Using alive CTCs alone, the expression level of oncogenes that are assumed to be related to colorectal cancer of a single cell or its offspring cells was analyzed. In circulating lung cancer cells collected from a microfluidic device, gene mutations in EGFR were detected (47). Future advancements of the CTC isolation technique in the polymeric CTC-chip will facilitate the evaluation of molecular markers.

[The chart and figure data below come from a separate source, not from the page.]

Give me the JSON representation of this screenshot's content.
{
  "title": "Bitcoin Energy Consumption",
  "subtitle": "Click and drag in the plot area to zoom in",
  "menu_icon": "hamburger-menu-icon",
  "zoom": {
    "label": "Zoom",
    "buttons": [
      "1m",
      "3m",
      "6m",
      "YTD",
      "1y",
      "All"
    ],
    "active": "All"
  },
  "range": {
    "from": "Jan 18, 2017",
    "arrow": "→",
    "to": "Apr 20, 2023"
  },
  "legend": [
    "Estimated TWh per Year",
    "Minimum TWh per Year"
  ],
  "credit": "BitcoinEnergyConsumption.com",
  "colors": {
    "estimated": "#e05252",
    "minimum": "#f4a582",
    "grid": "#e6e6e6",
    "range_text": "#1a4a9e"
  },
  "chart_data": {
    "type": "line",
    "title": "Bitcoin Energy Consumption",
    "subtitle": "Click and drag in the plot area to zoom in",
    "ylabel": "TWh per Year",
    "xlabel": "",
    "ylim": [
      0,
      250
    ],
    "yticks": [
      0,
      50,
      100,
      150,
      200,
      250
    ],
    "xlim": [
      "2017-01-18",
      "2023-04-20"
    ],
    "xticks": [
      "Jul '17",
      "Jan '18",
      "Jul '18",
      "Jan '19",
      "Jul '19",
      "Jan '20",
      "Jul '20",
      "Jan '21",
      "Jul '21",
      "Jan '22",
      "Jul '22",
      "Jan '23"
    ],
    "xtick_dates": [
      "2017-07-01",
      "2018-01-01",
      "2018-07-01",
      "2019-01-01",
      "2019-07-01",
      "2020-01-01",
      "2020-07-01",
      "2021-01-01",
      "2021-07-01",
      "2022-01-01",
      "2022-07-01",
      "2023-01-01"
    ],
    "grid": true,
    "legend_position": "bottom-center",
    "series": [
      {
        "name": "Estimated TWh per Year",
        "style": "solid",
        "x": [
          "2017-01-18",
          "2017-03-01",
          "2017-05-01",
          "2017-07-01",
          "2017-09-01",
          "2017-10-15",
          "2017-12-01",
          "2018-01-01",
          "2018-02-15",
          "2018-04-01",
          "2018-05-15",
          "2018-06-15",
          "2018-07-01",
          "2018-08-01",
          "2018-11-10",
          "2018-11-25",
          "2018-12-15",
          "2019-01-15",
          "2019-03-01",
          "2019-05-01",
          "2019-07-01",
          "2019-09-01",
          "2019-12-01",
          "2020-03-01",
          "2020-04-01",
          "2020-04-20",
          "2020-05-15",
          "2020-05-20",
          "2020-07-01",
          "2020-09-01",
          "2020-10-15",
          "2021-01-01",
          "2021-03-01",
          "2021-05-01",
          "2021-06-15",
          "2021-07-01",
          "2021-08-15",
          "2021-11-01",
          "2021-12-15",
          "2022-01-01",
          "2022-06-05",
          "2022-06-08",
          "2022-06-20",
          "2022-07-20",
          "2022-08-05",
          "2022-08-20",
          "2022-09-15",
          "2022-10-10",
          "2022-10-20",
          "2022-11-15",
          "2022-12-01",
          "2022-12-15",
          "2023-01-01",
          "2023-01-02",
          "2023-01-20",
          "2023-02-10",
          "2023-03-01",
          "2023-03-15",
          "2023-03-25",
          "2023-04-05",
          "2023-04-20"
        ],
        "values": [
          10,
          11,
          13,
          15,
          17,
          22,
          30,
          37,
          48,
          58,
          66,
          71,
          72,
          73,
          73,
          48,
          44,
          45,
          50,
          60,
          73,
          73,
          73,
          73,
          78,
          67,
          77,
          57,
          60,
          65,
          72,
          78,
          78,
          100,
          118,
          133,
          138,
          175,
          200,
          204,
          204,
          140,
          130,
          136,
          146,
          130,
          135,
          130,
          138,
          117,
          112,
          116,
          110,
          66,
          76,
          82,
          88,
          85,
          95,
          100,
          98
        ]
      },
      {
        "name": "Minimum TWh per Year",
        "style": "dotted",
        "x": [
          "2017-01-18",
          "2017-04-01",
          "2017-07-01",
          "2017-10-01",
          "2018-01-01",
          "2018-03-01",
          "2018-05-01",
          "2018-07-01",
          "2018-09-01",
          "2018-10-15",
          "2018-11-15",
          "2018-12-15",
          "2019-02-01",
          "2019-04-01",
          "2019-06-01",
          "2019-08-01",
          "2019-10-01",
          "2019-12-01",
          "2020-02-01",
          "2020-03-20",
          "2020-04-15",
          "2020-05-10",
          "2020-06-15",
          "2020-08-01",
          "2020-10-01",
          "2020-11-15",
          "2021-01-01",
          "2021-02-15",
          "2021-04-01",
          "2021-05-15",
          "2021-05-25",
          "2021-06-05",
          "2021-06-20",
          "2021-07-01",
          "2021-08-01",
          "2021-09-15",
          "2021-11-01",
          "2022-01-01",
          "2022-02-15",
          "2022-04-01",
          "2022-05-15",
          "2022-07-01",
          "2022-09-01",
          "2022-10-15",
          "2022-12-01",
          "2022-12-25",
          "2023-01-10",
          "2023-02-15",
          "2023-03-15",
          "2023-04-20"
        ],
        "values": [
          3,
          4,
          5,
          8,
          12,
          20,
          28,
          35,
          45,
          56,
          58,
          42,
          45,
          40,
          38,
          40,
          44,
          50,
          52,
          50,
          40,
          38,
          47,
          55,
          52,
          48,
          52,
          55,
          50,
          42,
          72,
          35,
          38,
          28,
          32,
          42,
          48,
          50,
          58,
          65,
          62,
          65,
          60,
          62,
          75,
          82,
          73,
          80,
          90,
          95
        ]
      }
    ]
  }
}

This study validated the usefulness of CTC detection in blood samples obtained from patients with colorectal cancer using the polymeric CTC-chip; nevertheless, the number of participants was limited. Further studies should be conducted with more patients, including those in earlier stages of the disease, to assess the sensitivity of the polymeric CTC-chip in diagnosing colorectal cancer.